I'm reading a large (10Gb) bzipped file in python3, which is utf-8-encoded JSON. I only want a few of the lines though, that start with a certain set of bytes, so to save having to decode all the lines into unicode, I'm reading the file in 'rb' mode, like this:
with bz2.open(filename, 'rb') as file:
for line in file:
if line.startswith(b'Hello'):
#decode line here, then do stuff
But I suddenly thought, what if one of the unicode characters contains the same byte as a newline character? By doing for line in file
will I risk getting truncated lines? Or does the linewise iterator over a binary file still work by magic?
Line-wise iteration will work for UTF-8 encoded data. Not by magic, but by design: UTF-8 was created to be backwards-compatible to ASCII.
ASCII only uses the byte values 0 through 127, leaving the upper half of possible values for extensions of any kind. UTF-8 takes advantage of this, in that any Unicode codepoint outside ASCII is encoded using bytes in the range 128..255.

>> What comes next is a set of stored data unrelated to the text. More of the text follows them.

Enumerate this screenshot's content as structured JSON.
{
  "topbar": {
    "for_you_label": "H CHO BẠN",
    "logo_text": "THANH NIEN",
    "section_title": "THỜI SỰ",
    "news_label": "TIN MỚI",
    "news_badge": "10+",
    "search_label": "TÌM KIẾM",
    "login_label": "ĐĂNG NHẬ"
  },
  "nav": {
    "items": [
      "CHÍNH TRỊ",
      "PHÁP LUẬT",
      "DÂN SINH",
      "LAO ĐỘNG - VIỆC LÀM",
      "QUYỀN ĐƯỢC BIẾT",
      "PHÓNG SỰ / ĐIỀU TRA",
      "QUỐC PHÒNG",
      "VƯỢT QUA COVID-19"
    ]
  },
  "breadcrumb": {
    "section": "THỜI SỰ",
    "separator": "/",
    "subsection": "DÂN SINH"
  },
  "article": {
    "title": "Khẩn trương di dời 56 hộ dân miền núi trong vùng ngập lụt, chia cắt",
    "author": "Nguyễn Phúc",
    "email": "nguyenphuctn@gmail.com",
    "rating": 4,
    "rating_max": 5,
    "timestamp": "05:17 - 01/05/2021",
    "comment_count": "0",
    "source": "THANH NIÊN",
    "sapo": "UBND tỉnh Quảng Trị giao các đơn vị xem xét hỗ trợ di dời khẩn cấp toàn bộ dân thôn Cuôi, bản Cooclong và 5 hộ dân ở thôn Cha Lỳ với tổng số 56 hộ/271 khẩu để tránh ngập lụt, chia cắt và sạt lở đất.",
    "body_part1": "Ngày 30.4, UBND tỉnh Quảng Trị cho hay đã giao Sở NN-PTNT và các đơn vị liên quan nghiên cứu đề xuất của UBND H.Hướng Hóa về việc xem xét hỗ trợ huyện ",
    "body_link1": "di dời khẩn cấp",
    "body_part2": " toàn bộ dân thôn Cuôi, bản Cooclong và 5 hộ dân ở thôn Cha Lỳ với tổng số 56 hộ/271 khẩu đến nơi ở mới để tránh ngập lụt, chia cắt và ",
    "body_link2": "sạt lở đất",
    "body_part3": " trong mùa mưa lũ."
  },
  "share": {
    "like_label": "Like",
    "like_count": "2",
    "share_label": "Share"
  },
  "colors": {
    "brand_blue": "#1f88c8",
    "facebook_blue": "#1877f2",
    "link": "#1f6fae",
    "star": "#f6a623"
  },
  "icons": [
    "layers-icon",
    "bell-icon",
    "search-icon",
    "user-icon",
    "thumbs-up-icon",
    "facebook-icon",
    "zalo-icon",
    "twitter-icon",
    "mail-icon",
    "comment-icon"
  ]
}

For example, the letter "Ċ" (capital letter C with dot above) has the Unicode codepoint value U+010A
.
In UTF-8, this is encoded with the byte sequence C4 8A
, thus without using the byte 0A
, which is the ASCII newline.
In contrast, UTF-16 encodes the same character as 0A 01
or 01 0A
(depending on the Endianness).
So I guess UTF-16 is not safe to do line-wise iteration over.
It's not that common as file encoding though.